Please expose, explain, and bridge all hidden, missing semantic drifts and links.
[Optional Reading] 39. In the construction of verbs.
a. After transitive verbs, the person or thing affected (‘secondary object’) is often introduced by of (representing an original genitive).
Such are balk, cheat, defraud, disappoint, frustrate; accuse, arrest, blame, convict, indict, suspect; possess, seize (a person of); avail, bethink (oneself of);
also with verbs with non-referential it as subject, as it repents me of;
and formerly with ask, beg, beseech, thank (a person of), etc.
b. In many verbal phrases, as
to have (also get) the advantage of ; to get (also have) the better of ; also formerly in to have compassion (also mercy) of ; to have (also take) pity of ; to keep watch of , demand or do justice of (= on), have the victory of (= over).
c. After intransitive verbs.

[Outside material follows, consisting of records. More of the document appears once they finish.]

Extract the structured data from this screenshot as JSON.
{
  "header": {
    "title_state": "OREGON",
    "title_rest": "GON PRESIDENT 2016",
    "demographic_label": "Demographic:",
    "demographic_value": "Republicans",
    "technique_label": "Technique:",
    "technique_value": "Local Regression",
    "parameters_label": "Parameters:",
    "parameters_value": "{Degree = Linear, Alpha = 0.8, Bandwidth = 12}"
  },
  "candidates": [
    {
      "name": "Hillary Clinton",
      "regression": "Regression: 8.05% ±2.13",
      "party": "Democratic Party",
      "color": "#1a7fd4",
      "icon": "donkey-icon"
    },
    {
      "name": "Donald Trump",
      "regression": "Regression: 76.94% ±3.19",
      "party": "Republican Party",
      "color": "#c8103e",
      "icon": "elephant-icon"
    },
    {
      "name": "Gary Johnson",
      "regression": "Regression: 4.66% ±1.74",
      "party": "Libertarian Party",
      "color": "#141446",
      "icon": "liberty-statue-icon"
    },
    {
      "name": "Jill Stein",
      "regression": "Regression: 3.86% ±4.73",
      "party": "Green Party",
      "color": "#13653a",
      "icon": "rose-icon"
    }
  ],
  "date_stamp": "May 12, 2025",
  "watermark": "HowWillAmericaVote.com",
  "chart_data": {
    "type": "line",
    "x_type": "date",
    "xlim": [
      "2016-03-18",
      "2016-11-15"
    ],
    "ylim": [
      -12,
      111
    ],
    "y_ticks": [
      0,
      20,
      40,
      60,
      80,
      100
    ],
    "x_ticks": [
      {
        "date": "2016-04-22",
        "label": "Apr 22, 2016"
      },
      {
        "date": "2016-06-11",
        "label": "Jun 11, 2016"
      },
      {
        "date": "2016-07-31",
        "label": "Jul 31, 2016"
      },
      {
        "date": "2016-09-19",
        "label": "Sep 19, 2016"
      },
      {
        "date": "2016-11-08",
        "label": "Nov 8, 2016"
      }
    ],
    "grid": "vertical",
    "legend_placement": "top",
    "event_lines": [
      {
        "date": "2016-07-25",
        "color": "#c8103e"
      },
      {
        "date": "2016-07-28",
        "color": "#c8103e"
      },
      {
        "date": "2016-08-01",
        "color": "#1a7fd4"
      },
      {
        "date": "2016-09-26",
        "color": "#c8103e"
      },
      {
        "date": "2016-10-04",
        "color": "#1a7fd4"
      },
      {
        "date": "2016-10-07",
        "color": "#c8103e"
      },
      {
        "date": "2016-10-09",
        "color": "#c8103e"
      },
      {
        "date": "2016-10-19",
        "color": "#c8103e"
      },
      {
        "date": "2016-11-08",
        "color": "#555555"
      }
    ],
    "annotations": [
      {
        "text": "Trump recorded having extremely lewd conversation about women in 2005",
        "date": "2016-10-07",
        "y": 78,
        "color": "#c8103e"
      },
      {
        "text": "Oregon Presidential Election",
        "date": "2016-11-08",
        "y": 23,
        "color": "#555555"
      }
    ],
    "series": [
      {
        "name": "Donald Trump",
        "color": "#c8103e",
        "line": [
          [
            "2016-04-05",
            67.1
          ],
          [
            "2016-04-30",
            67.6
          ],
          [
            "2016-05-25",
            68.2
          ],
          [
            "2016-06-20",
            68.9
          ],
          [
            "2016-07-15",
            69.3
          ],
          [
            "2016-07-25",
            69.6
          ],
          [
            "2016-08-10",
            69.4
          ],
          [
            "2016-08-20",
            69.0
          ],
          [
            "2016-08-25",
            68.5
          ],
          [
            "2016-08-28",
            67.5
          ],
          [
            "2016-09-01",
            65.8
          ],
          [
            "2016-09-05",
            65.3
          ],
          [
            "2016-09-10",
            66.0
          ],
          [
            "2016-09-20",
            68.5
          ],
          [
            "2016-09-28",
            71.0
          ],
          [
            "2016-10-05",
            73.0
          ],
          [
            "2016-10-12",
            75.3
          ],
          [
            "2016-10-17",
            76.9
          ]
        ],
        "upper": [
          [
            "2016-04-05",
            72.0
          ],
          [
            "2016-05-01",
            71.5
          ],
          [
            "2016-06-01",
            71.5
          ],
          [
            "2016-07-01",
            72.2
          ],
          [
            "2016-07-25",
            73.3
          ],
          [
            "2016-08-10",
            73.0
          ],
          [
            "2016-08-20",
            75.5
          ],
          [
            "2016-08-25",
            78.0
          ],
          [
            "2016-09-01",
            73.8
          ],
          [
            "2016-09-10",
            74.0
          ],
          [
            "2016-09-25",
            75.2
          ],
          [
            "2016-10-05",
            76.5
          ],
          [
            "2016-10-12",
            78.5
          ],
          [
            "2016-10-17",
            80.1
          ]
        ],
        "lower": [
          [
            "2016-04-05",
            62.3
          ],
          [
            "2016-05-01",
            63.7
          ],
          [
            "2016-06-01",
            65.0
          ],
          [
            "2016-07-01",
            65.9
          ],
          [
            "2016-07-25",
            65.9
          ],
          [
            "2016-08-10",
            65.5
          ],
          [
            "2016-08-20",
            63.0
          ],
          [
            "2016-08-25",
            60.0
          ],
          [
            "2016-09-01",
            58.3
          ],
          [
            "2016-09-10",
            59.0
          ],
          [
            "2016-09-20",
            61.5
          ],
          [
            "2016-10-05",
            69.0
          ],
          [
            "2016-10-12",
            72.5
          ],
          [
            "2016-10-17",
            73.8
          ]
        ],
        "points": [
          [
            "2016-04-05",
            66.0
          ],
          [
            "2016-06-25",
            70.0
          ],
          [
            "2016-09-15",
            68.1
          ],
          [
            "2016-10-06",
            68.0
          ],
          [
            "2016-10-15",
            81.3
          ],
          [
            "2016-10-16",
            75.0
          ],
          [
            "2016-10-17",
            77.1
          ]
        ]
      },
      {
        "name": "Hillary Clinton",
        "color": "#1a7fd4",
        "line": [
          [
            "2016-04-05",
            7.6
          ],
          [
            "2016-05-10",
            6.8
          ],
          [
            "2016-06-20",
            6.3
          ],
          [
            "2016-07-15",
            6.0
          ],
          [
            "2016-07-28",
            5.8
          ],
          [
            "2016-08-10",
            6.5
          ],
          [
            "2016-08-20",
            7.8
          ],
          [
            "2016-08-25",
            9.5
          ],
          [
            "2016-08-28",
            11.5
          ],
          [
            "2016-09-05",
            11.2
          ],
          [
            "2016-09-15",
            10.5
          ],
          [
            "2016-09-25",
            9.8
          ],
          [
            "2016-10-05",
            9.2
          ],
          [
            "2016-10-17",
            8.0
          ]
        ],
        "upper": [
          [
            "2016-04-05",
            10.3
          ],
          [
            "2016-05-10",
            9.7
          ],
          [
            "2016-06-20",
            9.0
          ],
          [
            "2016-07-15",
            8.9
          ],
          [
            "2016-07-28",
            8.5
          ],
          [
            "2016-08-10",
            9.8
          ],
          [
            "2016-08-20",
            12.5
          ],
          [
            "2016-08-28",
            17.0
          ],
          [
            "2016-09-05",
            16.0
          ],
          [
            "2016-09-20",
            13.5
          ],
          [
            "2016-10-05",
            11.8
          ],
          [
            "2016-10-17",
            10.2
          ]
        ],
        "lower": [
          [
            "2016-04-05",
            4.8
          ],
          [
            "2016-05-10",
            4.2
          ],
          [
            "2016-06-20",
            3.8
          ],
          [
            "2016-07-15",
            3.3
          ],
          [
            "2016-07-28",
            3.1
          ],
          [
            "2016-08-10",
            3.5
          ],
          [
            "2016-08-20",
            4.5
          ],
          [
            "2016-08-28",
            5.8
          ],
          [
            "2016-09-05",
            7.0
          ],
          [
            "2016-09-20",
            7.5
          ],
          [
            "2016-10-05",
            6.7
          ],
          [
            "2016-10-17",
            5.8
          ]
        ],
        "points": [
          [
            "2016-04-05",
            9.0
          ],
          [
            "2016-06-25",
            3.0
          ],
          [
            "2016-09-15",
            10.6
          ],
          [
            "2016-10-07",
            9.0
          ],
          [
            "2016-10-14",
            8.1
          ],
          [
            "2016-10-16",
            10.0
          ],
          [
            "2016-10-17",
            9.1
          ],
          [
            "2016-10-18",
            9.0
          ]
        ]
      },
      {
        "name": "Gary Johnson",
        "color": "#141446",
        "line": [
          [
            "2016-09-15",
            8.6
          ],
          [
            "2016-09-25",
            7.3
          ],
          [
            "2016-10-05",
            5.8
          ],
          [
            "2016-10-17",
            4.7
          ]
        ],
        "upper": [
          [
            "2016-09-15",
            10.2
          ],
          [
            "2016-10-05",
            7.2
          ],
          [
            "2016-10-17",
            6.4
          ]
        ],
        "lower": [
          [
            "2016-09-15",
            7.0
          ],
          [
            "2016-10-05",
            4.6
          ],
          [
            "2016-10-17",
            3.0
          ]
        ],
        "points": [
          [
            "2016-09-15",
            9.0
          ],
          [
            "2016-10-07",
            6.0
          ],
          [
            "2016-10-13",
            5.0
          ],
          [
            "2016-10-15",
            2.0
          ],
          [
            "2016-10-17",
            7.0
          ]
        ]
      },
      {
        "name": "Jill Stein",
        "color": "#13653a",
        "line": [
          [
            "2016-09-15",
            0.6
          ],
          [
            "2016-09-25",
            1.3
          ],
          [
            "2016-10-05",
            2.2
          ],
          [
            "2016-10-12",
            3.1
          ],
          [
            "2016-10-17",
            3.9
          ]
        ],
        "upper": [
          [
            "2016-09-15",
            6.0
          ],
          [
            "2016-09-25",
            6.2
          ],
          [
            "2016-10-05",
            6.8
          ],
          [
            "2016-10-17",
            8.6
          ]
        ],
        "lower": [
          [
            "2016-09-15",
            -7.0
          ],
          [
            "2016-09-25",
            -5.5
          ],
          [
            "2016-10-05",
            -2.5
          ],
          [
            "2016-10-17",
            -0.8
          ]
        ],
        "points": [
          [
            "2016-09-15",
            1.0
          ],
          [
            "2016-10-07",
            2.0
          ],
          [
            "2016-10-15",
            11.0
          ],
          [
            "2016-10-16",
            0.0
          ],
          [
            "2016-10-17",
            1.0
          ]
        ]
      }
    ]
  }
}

Many of these in Old English took the genitive, and are found with of in Middle and Early Modern English, but this is now rare, except where of falls in sense under one of the branches already treated; instances are
to reck, repent, rue, beware (orig. be ware) of.
Verbs of sense, e.g. feel, smell, taste, touch (still with of in regional or colloquial use),
verbs of asking, as ask, beseech, demand, desire, entreat,
and others, e.g. distinguish, esteem, forget, like, seize, formerly construed with of, now take a simple object;
some, as accept, admit, allow, approve, conceive, recollect, remember,
still have both constructions;
with others, as hope, look, thirst, wait, etc.,
of has been displaced by for or some other preposition.